Increase in Drunk Driving During Summer Months

As the summer approaches, more and more people will take advantage of the summer holidays and travel to visit friends and family. Unfortunately, summer is also one of the deadliest times to be on the road.

The U.S. Department of Transportation cites the holidays of Labor Day, Independence Day and Memorial Day as some of the most dangerous times to be driving. They trail only Thanksgiving in terms of the number of accidents and deaths on the road. Since 1982, each of these summer holidays has averaged over 500 traffic fatalities. The number of alcohol related deaths during this same time period has nearly doubled.

Younger Drivers at Risk

In Illinois, it is estimated the 47 percent of all motor vehicle crashes involve alcohol and the Illinois State Police cite alcohol as a factor in nearly 70% of all fatal accidents that occur between midnight and 3 a.m. It is, however, the younger drivers that are particularly at risk. According to the Illinois Secretary of State, those ages 21-34 are mostly responsible for alcohol related fatalities. Drivers under 21 are involved in 17% of all alcohol related fatalities, yet represent only 10% of the total number of licensed drivers.

Overall Decline in the Number of Fatalities

Since 1982, the overall number of alcohol-related driving fatalities in the United States has decreased precipitously from over 26,000 per year to around 13,000. In 1982, 60 percent of all traffic fatalities were caused by drivers with a blood alcohol content over .08%, the current legal limit. In 2008, that number had dropped to just 37 percent.

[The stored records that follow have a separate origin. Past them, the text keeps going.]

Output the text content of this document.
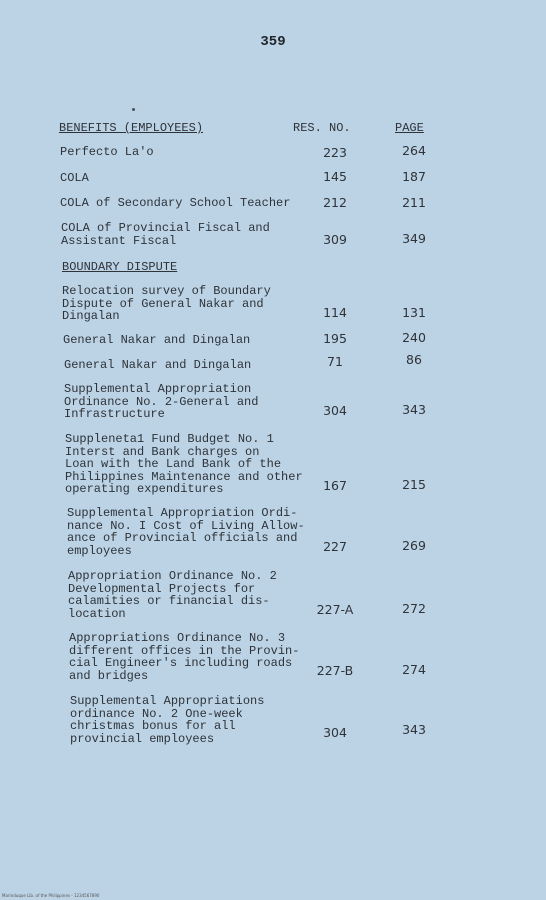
359
BENEFITS (EMPLOYEES)	RES. NO.	PAGE
Perfecto La'o	223	264
COLA	145	187
COLA of Secondary School Teacher	212	211
COLA of Provincial Fiscal and
Assistant Fiscal	309	349
BOUNDARY DISPUTE
Relocation survey of Boundary
Dispute of General Nakar and
Dingalan	114	131
General Nakar and Dingalan	195	240
General Nakar and Dingalan	71	86
Supplemental Appropriation
Ordinance No. 2-General and
Infrastructure	304	343
Suppleneta1 Fund Budget No. 1
Interst and Bank charges on
Loan with the Land Bank of the
Philippines Maintenance and other
operating expenditures	167	215
Supplemental Appropriation Ordi-
nance No. I Cost of Living Allow-
ance of Provincial officials and
employees	227	269
Appropriation Ordinance No. 2
Developmental Projects for
calamities or financial dis-
location	227-A	272
Appropriations Ordinance No. 3
different offices in the Provin-
cial Engineer's including roads
and bridges	227-B	274
Supplemental Appropriations
ordinance No. 2 One-week
christmas bonus for all
provincial employees	304	343
Marinduque Lib. of the Philippines - 1234567890
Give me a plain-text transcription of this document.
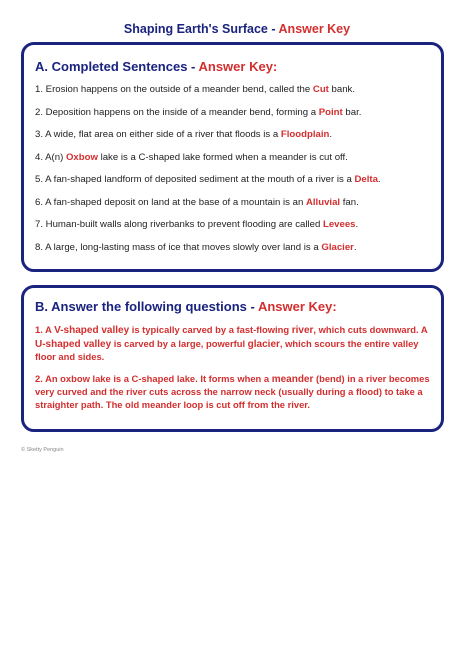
Shaping Earth's Surface - Answer Key
A. Completed Sentences - Answer Key:
1. Erosion happens on the outside of a meander bend, called the Cut bank.
2. Deposition happens on the inside of a meander bend, forming a Point bar.
3. A wide, flat area on either side of a river that floods is a Floodplain.
4. A(n) Oxbow lake is a C-shaped lake formed when a meander is cut off.
5. A fan-shaped landform of deposited sediment at the mouth of a river is a Delta.
6. A fan-shaped deposit on land at the base of a mountain is an Alluvial fan.
7. Human-built walls along riverbanks to prevent flooding are called Levees.
8. A large, long-lasting mass of ice that moves slowly over land is a Glacier.
B. Answer the following questions - Answer Key:
1. A V-shaped valley is typically carved by a fast-flowing river, which cuts downward. A U-shaped valley is carved by a large, powerful glacier, which scours the entire valley floor and sides.
2. An oxbow lake is a C-shaped lake. It forms when a meander (bend) in a river becomes very curved and the river cuts across the narrow neck (usually during a flood) to take a straighter path. The old meander loop is cut off from the river.
© Sketty Penguin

Since 2002, all 50 states have had laws in place making it illegal to drive with a blood alcohol content that is 0.08 percent or higher.

Despite this decline, law enforcement continues to make DUI enforcement one of its top priorities. During busy holiday weekends, police increase the number of patrols and DUI checkpoints. If you spot a suspected drunk driver on the road, it is recommended that you call the nearest state patrol or law enforcement agency with as much information about the vehicle and your location as possible.